J’ai donc bifurqué dans mes lectures distractives du moment, pour m’immerger dans cette « Nuit au cœur », sombre, majeure, autant émouvante qu’éprouvante. Je ne l’ai pas regretté, même si la lecture fut pour moi, difficile, bouleversante, déstabilisante même. Tant mieux. Bien fait !
Nous sommes face à trois récits d’emprise qui vont conduire au féminicide. Le premier, de l’auteure elle-même qui à 20 ans, déjà questionnée par l’écriture se retrouve à partager la vie de HC, un homme très mûr, de plus de cinquante ans, poète ou écrivain raté, comédien se jugeant méconnu, qui peu à peu va resserrer son étreinte perverse sur Natacha. Puis c’est le récit de Chahinez Daoud et de son mariage avec MB maçon, algérien, divorcé, prêt à refaire sa vie et à gagner la France pour s’y installer à Mérignac près de Bordeaux, avec sa nouvelle épouse elle-même courageusement divorcée, et un fils à venir. Enfin c’est Emma, une parente éloignée de l’auteure qui va partager sa vie avec un chauffeur, RD, travaillant dans un ministère important.
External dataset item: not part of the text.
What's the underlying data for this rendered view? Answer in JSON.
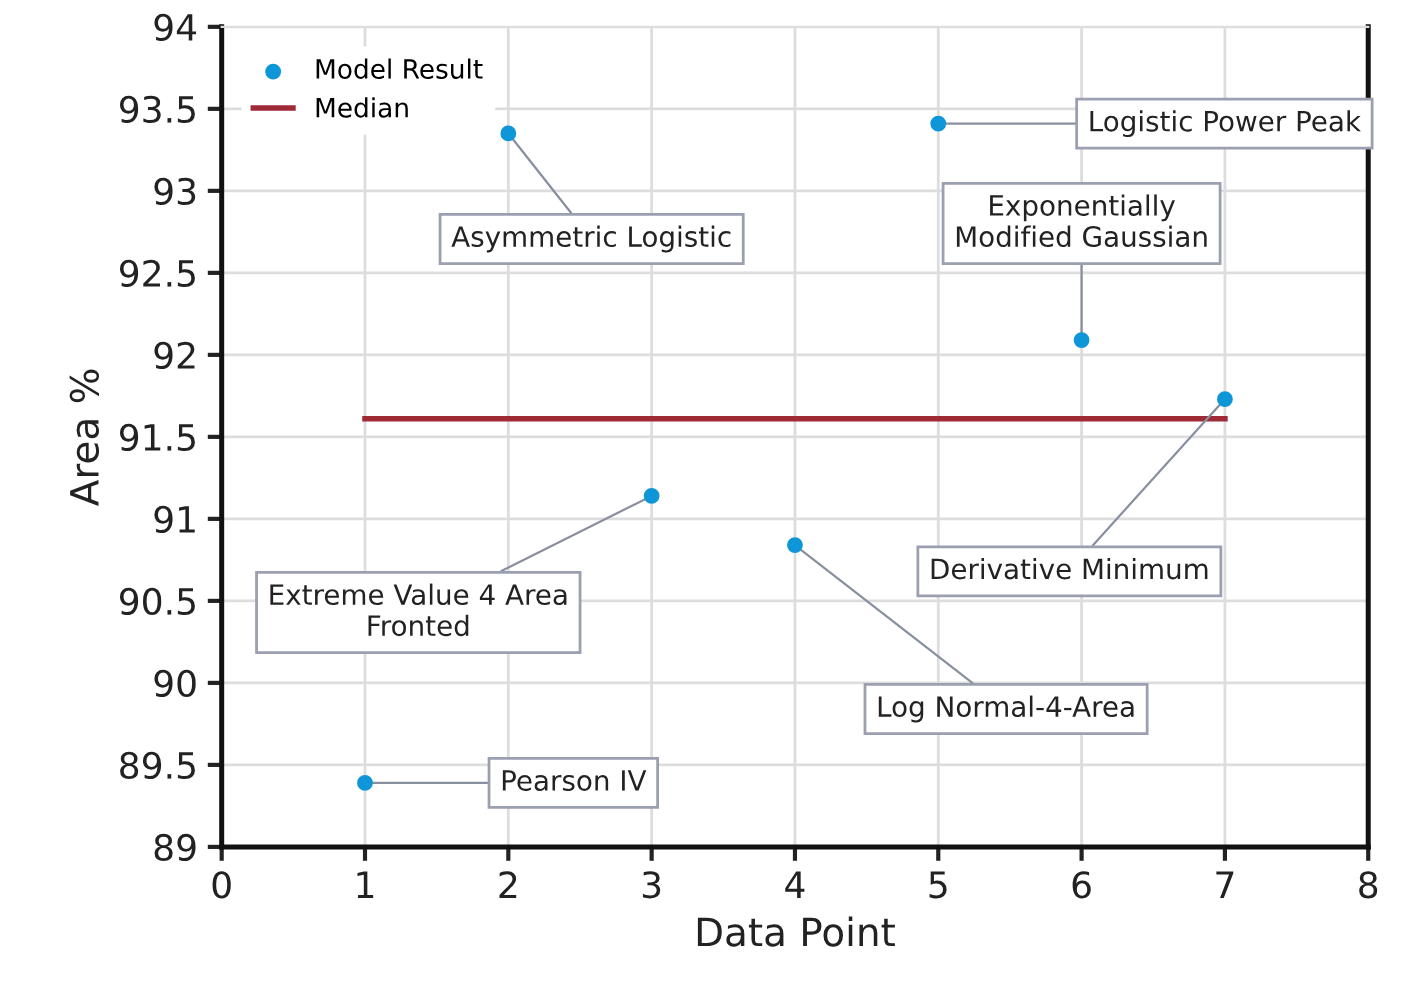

Chaque fois le processus est le même, une trajectoire qui va de la séduction à l’amour fou puis au mariage et qui une fois le point culminant de la rencontre atteint dévale une pente vertigineuse, où le mari jaloux, délirant, supputant un amant ou des liaisons étrangères, plus simplement encore, un vêtement qu’il juge inapproprié, va resserrer son emprise à un point tel que la fuite devient impossible. Impossible avec une conséquence implacable conduisant au meurtre prémédité, à la disparition par le feu ou par les balles. Tragédie incompréhensible, sauf si l’on évoque une pathologie psychiatrique, délirante, qui va au-delà de l’emprise psychologique et physique pour conduire à un meurtre qui relève de l’absurde.
A chaque fois, la mécanique reste la même.
« Au début, il décrit de larges cercles concentriques d’observation suivis de charges frontales et d’approches croisées (…). Vous deviendrez le point central de ses approches et il reviendra systématiquement au contact par tous les moyens possibles en s’acharnant et en devenant insistant. (…) Il montre une fois encore sa supériorité territoriale par son langage corporel. C’est préférable de quitter la zone sans perdre trop de temps, avant qu’il ne devienne trop inquisiteur. Maintenir un maximum de distance et ne jamais reculer. Il faut aussi, toujours, garder une position verticale, un contact visuel et réagir le moins possible à ses approches. « .
Ce « il » dans cet extrait d’article nous dit Natacha Appanah, n’est ni un maçon, ni un poète, ni un chauffeur. Ce « il « n’est pas un homme. Ce « il » désigne un requin, et ce passage est extrait d’un article sur les différents comportements et approches du squale.
De ces trois histoires de vie, longuement mûries, enquêtées, analysées, Natacha sera la seule survivante. Physique. Avec un talent et une puissance irréfutable, elle tresse un lien subtil puis évident entre trois récits sinon dissemblables au départ, rapidement conformes, à leur terme. L’emprise, ce mot redoutable parce qu’il emprisonne la femme par les menaces, la surveillance et la mainmise sur le corps et le contrôle psychologique sur les pensées de tout instant, sur l’âme, le sommeil, au point de paralyser l’être tout entier, empêchant toute réaction, manipulant et dévoyant le sentiment de culpabilité pour le faire porter par la femme elle-même, la prise de pouvoir de l’homme sur le corps de sa femme sera totale.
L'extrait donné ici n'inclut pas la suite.